To win its case, the insurer, Old Republic Insurance, will apparently have to disprove part or all of a National Transportation Safety Board investigation of the crash at Macon Downtown Airport. The investigation found no flaw in the runway and blamed the mishap on the pilot coming in for a landing too fast.
The effort may be worth making for the insurer. If the defendants believe they could be found liable for part of the damage to the aircraft, which is allowed under Georgia law, they may prefer to settle rather than risk losing a court decision and being ordered to pay for damage to the aircraft. That is the strategy behind many lawsuits where settlement is the goal.
States have different ways of dividing up liability and damage awards.
According research compiled by Matthiesen, Wickert & Lehrer, a law firm in Harford, Wisc., Georgia has a statute that provides for modified comparative fault, which allows liability to be divided and a 50% bar rule. The 50% bar rule means a damaged party cannot recover if it is 50% or more at fault, but if it is 49% or less at fault, it can recover in an amount reduced by its degree of fault, according to the Matthiesen law firm.
Old Republic has filed suit against Macon-Bibb County, owner of the airport, and Atlanta-based Robert and Company, the contractor that reconstructed the runway in 2008.
Reports of the lawsuit originally appeared in Bibb County, Ga., and Macon news media.
According to The Telegraph, a local newspaper, the 1986 Beech 400 private jet hydroplaned off the runway during its landing, traveled down an embankment and across a road and crashed in some trees on September 18, 2012. The pilot was trapped in the plane and had to be cut out of it by firefighters. The co-pilot experienced minor injuries along with passenger John Dewberry, an Atlanta real estate developer.
Slope and Notification
Old Republic first sued the City of Macon in November 2013 in Bibb County, but that case was dismissed without prejudice in March 2014. The insurer initiated a new lawsuit June 5 alleging that Robert and Company narrowed and shortened the runway and did not build it with a steep enough slope to prevent water from pooling, according to The Telegraph. The insurance company also allegedly claims that the airport owner failed to notify pilots of these changes to the runway.
The NTSB issued a Probable Cause document at the end of the agency’s investigation in June 2014 in which it pegged the accident to “the pilot’s failure to maintain proper airspeed, which resulted in the airplane touching down too fast on the wet runway with inadequate runway remaining to stop and a subsequent runway overrun."
Contributing to the landing overrun, the report said, were the flight crew's "failure to correctly use the appropriate performance chart to calculate the distance required to stop on a contaminated runway and their general lack of proper crew resource management.”

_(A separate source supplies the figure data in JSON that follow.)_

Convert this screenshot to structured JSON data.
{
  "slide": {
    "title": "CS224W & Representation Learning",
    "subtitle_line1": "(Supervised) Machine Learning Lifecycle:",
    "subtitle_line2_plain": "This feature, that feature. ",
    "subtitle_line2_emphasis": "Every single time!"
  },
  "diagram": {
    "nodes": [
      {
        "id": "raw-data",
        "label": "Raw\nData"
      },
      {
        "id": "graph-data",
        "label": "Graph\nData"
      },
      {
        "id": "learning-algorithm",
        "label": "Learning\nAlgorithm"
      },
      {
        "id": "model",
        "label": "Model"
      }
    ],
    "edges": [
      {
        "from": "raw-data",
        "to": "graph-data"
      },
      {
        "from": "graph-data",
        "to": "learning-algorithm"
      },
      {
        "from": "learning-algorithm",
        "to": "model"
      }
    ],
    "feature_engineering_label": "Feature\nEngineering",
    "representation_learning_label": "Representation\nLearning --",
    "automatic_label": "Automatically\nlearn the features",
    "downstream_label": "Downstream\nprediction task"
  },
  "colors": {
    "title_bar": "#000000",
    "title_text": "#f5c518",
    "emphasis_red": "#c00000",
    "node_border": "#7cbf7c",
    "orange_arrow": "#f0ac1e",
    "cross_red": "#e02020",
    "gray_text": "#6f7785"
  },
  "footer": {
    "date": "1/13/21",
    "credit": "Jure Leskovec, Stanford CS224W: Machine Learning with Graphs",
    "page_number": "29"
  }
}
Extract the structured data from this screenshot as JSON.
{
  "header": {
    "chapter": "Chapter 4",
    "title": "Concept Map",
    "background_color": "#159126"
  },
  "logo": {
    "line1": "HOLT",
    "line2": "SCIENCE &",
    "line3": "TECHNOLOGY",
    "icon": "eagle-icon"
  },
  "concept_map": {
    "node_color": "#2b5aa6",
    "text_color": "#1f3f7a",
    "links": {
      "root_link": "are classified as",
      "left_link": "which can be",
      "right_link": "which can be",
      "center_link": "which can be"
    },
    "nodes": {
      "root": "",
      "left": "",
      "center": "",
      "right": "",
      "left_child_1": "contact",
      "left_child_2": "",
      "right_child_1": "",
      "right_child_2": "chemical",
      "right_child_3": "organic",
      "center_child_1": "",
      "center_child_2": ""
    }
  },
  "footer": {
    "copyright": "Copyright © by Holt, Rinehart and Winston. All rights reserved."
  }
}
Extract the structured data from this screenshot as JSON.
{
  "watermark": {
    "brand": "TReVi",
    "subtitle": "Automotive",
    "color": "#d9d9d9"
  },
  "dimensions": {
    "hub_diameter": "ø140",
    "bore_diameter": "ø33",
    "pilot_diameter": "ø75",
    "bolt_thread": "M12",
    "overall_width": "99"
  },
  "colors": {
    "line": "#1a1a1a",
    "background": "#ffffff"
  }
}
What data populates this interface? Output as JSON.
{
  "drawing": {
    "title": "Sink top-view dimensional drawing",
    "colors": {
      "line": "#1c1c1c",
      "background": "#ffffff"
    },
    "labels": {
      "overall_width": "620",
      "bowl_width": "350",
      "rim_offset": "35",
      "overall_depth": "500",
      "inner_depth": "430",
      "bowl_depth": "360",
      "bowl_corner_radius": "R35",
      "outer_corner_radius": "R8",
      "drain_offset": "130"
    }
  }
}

The NTSB investigators make no mention in their report of the runway’s conformity to safety standards, aside from the proximity of obstacles to the runway.
However, articles in The Telegraph mention a study of the runway after the renovation which found that it sloped less than half of 1% from its center line to its edge in one area. Federal Aviation Administration guidelines call for a 1% to 2% slope.
Robert and Company Chief Executive Michael Kluttz writes in an emailed statement that his company "denies the baseless allegations being alleged by an insurance company seeking to recover monies it paid for the loss of an airplane that was caused solely due to the fault of the pilots as is detailed in the NTSB Factual Report for the incident. Robert and Company intends to vigorously defend itself and expects the claims will be dismissed.”
The $911,293 renovation was primarily funded by the Georgia Dept. of Transportation and the FAA. At the time, the airport was owned by the City of Macon, which also contributed funding. The airport has since been incorporated into Macon-Bibb County.
Documents related to the lawsuit referenced by The Telegraph and filed in Fulton County could not be acquired from the county’s court system or the plaintiff’s Office of General Counsel. An FAA representative could not verify that a study exists for the Macon Downtown Airport runway.